CALABRIA 2025: OCCHIÙ PIÙ GENEROSO DI BABBO NATALE
Calabria – Se fosse una televendita, il jingle sarebbe già pronto: «Ospedali nuovi di zecca! Case gratis! Stabilizzazione per tutti! Offerta valida fino a esaurimento scorte… ovvero fino al giorno del voto. È per tutti un set di cassaròle e un paio di tappìne felpate in omaggio».
E invece no: non è una televendita, è la campagna elettorale di Roberto Occhiuto, governatore in scadenza che, dopo quattro anni trascorsi più su TikTok che nei palazzi della sanità, ora si riscopre Babbo Natale fuori stagione.

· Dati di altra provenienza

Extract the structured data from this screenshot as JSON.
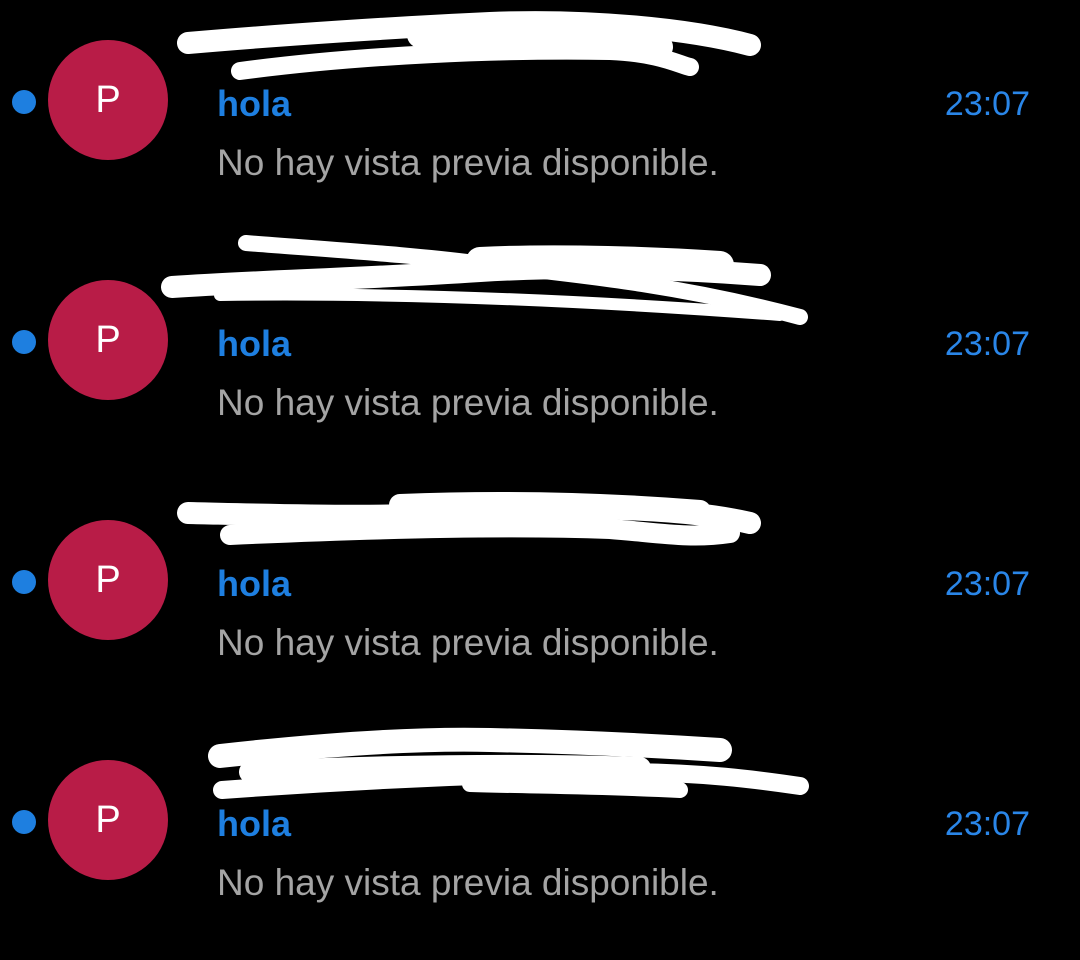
{
  "colors": {
    "background": "#000000",
    "accent_blue": "#1e7fe0",
    "time_blue": "#2a86e8",
    "avatar_red": "#b81c47",
    "preview_gray": "#a4a4a4",
    "redaction_white": "#ffffff"
  },
  "messages": [
    {
      "avatar_letter": "P",
      "subject": "hola",
      "time": "23:07",
      "preview": "No hay vista previa disponible.",
      "unread": true
    },
    {
      "avatar_letter": "P",
      "subject": "hola",
      "time": "23:07",
      "preview": "No hay vista previa disponible.",
      "unread": true
    },
    {
      "avatar_letter": "P",
      "subject": "hola",
      "time": "23:07",
      "preview": "No hay vista previa disponible.",
      "unread": true
    },
    {
      "avatar_letter": "P",
      "subject": "hola",
      "time": "23:07",
      "preview": "No hay vista previa disponible.",
      "unread": true
    }
  ]
}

🎭 Sanità: il repertorio dei miracoli
Annunciati a raffica nuovi ospedali a Catanzaro, Cosenza, Crotone, Sibaritide, Vibo e Gioia Tauro. Si parla di miliardi di euro da intercettare e di cantieri “accelerati” che però – guarda caso – si mettono in moto solo adesso, sotto campagna elettorale.

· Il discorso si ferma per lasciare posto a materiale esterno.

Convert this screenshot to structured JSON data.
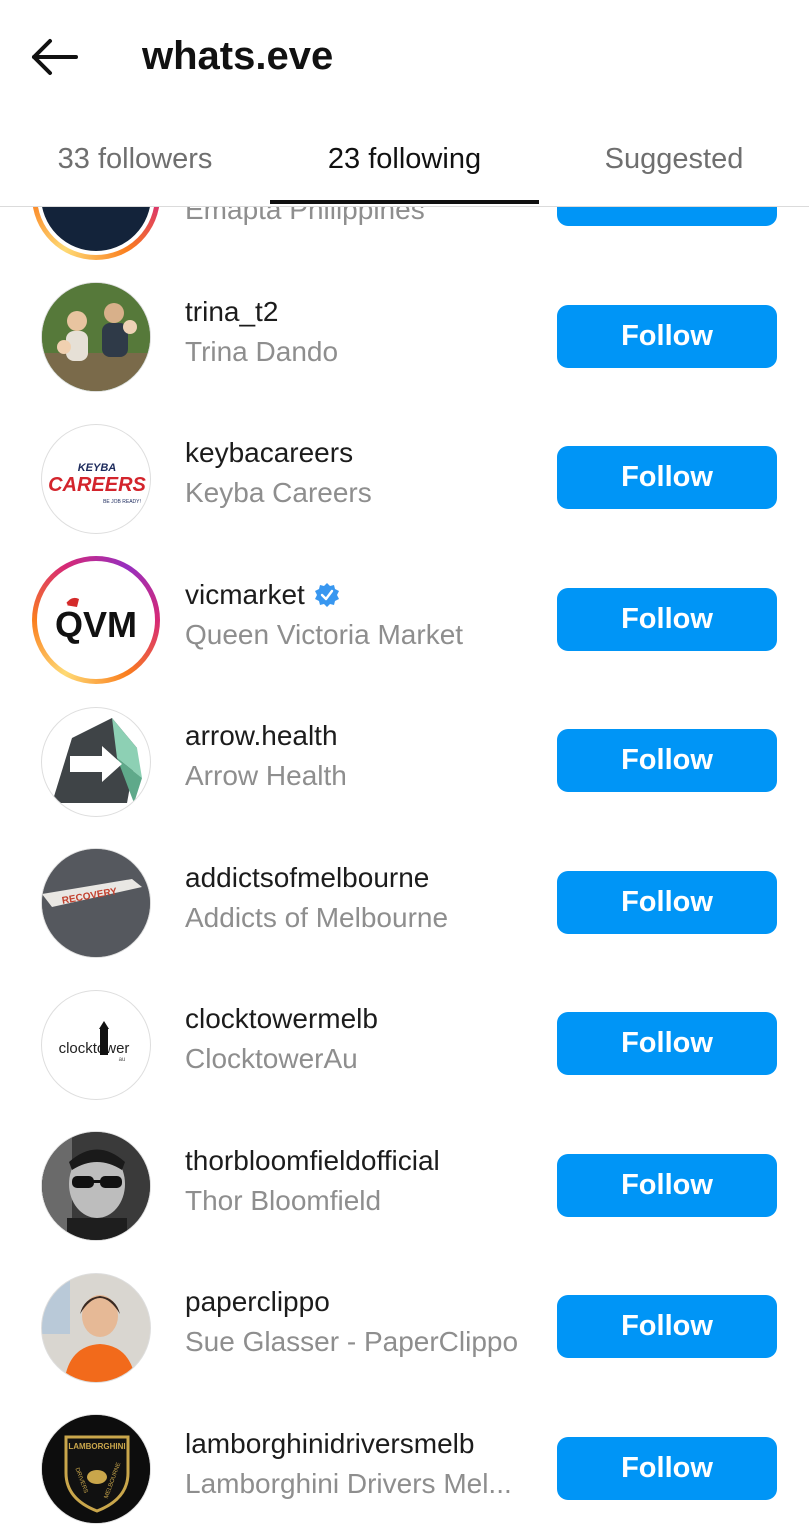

Non bastasse, ecco il colpo di teatro: 5.000 assunzioni in sanità per “compensare i pensionamenti” e garantire continuità nei servizi. Occhiuto ci infila dentro anche i medici cubani, cavallo di battaglia con cui da mesi riempie conferenze stampa e titoli di giornale.
Policlinici e reparti territoriali? Naturalmente “potenziati” e “rinnovati”. Ma su come, quando e con quali soldi veri, meglio non insistere troppo.
🏠 Case e edilizia sociale: il pacco regalo
Tra i regali annunciati spiccano case gratis e ristrutturate. In alcune uscite mediatiche, Occhiuto e alleati parlano addirittura di programmi tipo “Casa Calabria”: un piano abitativo che farebbe impallidire il piano INA-Casa di Fanfani.
Peccato che, al momento, siano solo titoli.
Gallerie come funghi, strade rifatte, ponti che spunteranno come margherite di primavera. Ogni conferenza stampa diventa un “via libera ai cantieri” – peccato che gli stessi cantieri restino, nella realtà, spesso fermi al palo.
👷♂️ Lavoro e stabilizzazioni: il colpo di bacchetta magica
Stabilizzazione dei precari: annunciata come “atto di giustizia sociale”, dopo quattro anni di silenzi e proroghe. Promesso anche il rilancio del Progetto Montagna, con incentivi e nuovi posti di lavoro nelle aree interne per fermare lo spopolamento.
🤝 La macchina elettorale: otto liste in coro
L'avete presente l'armata Brancaleone? Forza Italia, Fratelli d’Italia, Lega, Occhiuto Presidente, Forza Azzurri, Noi Moderati, DC-UdC, Sud chiama Nord–Partito Animalista: otto liste pronte a intonare all’unisono il ritornello delle promesse. Una coalizione bulgara che ricorda più un supermercato di slogan che un progetto politico.
Non lo diciamo noi: a definire queste promesse «televendite elettorali» sono opposizione e sindaci delle aree interne, stufi di sentirsi promettere mari e monti senza un cronoprogramma né soldi veri. E la stampa locale comincia a riportare sempre più spesso questo scetticismo.
🎬 Epilogo
Quattro anni di nulla cosmico, di video sui social e passerelle mediatiche. Poi, d’un tratto, il miracolo: ospedali, case, strade, posti di lavoro, stabilizzazioni, tutto insieme.
Forse perché i calabresi, quando arriva la campagna elettorale, diventano improvvisamente degni di ogni attenzione?
🔴 Occhiù, a furia di promesse, hai trasformato la Calabria in un catalogo da televendita. Ma i calabresi, questa volta, avranno la lucidità di chiedere lo scontrino.